JasonGross avatar Nov 15 '21 20:11 JasonGross

Here is an update on the situation the way I see it: we now have coq-lsp and a python coq-lsp client that could help with a few of the topics discussed in this issue:

  • #87 : is solved by coq-lsp as you just send an updated file and coq-lsp will determine what to re-execute
  • related to #102 , coq-lsp supports projects, it would be possible to have a meta-format as requested, see below
  • also coq-lsp can provide information about the structure, and programable error-recovery heuristics
  • coq-lsp can be used without the lsp protocol, there is the command-line compiler fcc

The meta-format for working with several files would be something like:

# start_file: bar/foo.v
Definition a := 3.
# end_file
# start_file: foo/moo.v
Require Import bar.foo.
Print a.
# end_file

ejgallego avatar Oct 04 '23 15:10 ejgallego

Is fcc's incremental compilation support able to start up from vo files that were compiled with coqc?

Zimmi48 avatar Oct 04 '23 18:10 Zimmi48

@Zimmi48 yes, .vo files are fully compatible; something where coqc and fcc will differ (by default) is that fcc will for example compile this:

Lemma foo: False.
Qed.

to

Lemma foo: False.
Admitted.

also this can happen if we tell Flèche to skip proofs, etc...

It is very easy to disable that kind of behavior for fcc if desired, we can add something like --error_recovery=stop, etc... I guess it is still not clear what kind of use cases people may have in terms of different error handling; all of the informal data I've gathered was in the context of interactive use.

ejgallego avatar Oct 04 '23 22:10 ejgallego

Is fcc's incremental compilation support able to start up from vo files that were compiled with coqc?

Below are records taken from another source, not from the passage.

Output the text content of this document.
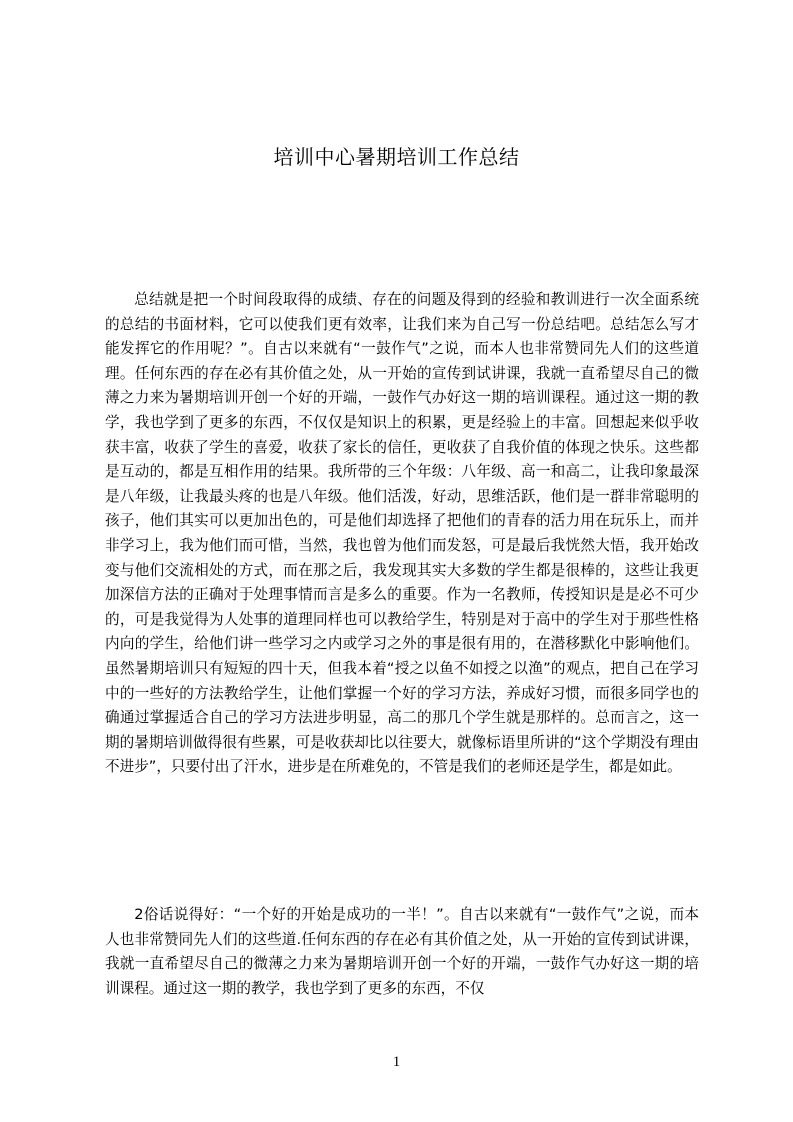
培训中心暑期培训工作总结

总结就是把一个时间段取得的成绩、存在的问题及得到的经验和教训进行一次全面系统的总结的书面材料，它可以使我们更有效率，让我们来为自己写一份总结吧。总结怎么写才能发挥它的作用呢？”。自古以来就有“一鼓作气”之说，而本人也非常赞同先人们的这些道理。任何东西的存在必有其价值之处，从一开始的宣传到试讲课，我就一直希望尽自己的微薄之力来为暑期培训开创一个好的开端，一鼓作气办好这一期的培训课程。通过这一期的教学，我也学到了更多的东西，不仅仅是知识上的积累，更是经验上的丰富。回想起来似乎收获丰富，收获了学生的喜爱，收获了家长的信任，更收获了自我价值的体现之快乐。这些都是互动的，都是互相作用的结果。我所带的三个年级：八年级、高一和高二，让我印象最深是八年级，让我最头疼的也是八年级。他们活泼，好动，思维活跃，他们是一群非常聪明的孩子，他们其实可以更加出色的，可是他们却选择了把他们的青春的活力用在玩乐上，而并非学习上，我为他们而可惜，当然，我也曾为他们而发怒，可是最后我恍然大悟，我开始改变与他们交流相处的方式，而在那之后，我发现其实大多数的学生都是很棒的，这些让我更加深信方法的正确对于处理事情而言是多么的重要。作为一名教师，传授知识是是必不可少的，可是我觉得为人处事的道理同样也可以教给学生，特别是对于高中的学生对于那些性格内向的学生，给他们讲一些学习之内或学习之外的事是很有用的，在潜移默化中影响他们。虽然暑期培训只有短短的四十天，但我本着“授之以鱼不如授之以渔”的观点，把自己在学习中的一些好的方法教给学生，让他们掌握一个好的学习方法，养成好习惯，而很多同学也的确通过掌握适合自己的学习方法进步明显，高二的那几个学生就是那样的。总而言之，这一期的暑期培训做得很有些累，可是收获却比以往要大，就像标语里所讲的“这个学期没有理由不进步”，只要付出了汗水，进步是在所难免的，不管是我们的老师还是学生，都是如此。

2俗话说得好：“一个好的开始是成功的一半！”。自古以来就有“一鼓作气”之说，而本人也非常赞同先人们的这些道.任何东西的存在必有其价值之处，从一开始的宣传到试讲课，我就一直希望尽自己的微薄之力来为暑期培训开创一个好的开端，一鼓作气办好这一期的培训课程。通过这一期的教学，我也学到了更多的东西，不仅

1
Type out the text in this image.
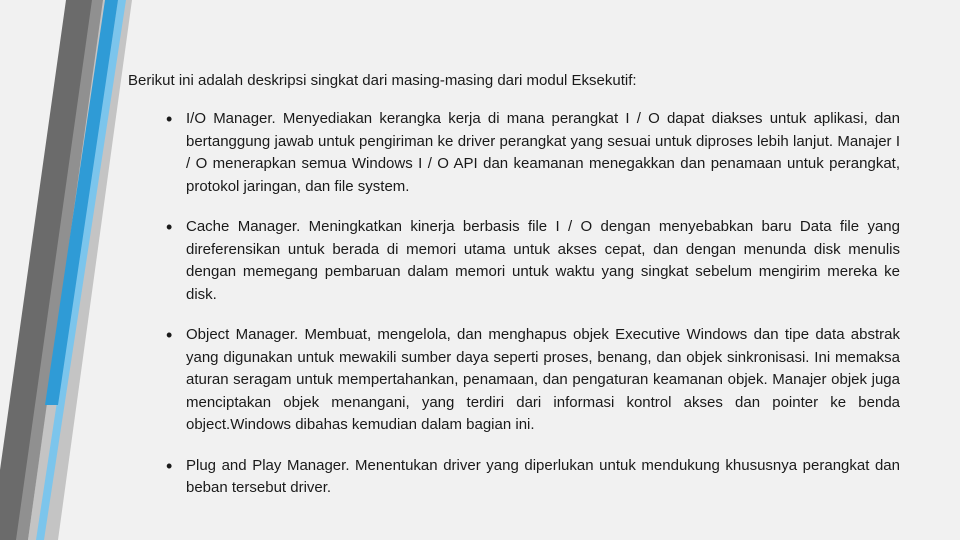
Berikut ini adalah deskripsi singkat dari masing-masing dari modul Eksekutif:

• I/O Manager. Menyediakan kerangka kerja di mana perangkat I / O dapat diakses untuk aplikasi, dan bertanggung jawab untuk pengiriman ke driver perangkat yang sesuai untuk diproses lebih lanjut. Manajer I / O menerapkan semua Windows I / O API dan keamanan menegakkan dan penamaan untuk perangkat, protokol jaringan, dan file system.
• Cache Manager. Meningkatkan kinerja berbasis file I / O dengan menyebabkan baru Data file yang direferensikan untuk berada di memori utama untuk akses cepat, dan dengan menunda disk menulis dengan memegang pembaruan dalam memori untuk waktu yang singkat sebelum mengirim mereka ke disk.
• Object Manager. Membuat, mengelola, dan menghapus objek Executive Windows dan tipe data abstrak yang digunakan untuk mewakili sumber daya seperti proses, benang, dan objek sinkronisasi. Ini memaksa aturan seragam untuk mempertahankan, penamaan, dan pengaturan keamanan objek. Manajer objek juga menciptakan objek menangani, yang terdiri dari informasi kontrol akses dan pointer ke benda object.Windows dibahas kemudian dalam bagian ini.
• Plug and Play Manager. Menentukan driver yang diperlukan untuk mendukung khususnya perangkat dan beban tersebut driver.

Actually if I understand your question differently, in the sense of "can fcc pre-load the cache from a .vo file" the answer is "no".

I tried to do something similar and in coq-lsp TODO file there is a detailed writeup, but the short story is that .vo files depend too much of memory locations etc... as for us to being able to reconstruct the fast equality used today for memoization.

This should be solvable, but would require quite a bit work IMHO; problem is that Marshall is very efficient in terms of sharing and that's hard to imitate with other serialziation approaches.

But indeed a goal of fcc / coq-lsp is that indeed the cache can be dumped and resumed in a different session, it just turned out too hard to implement for now.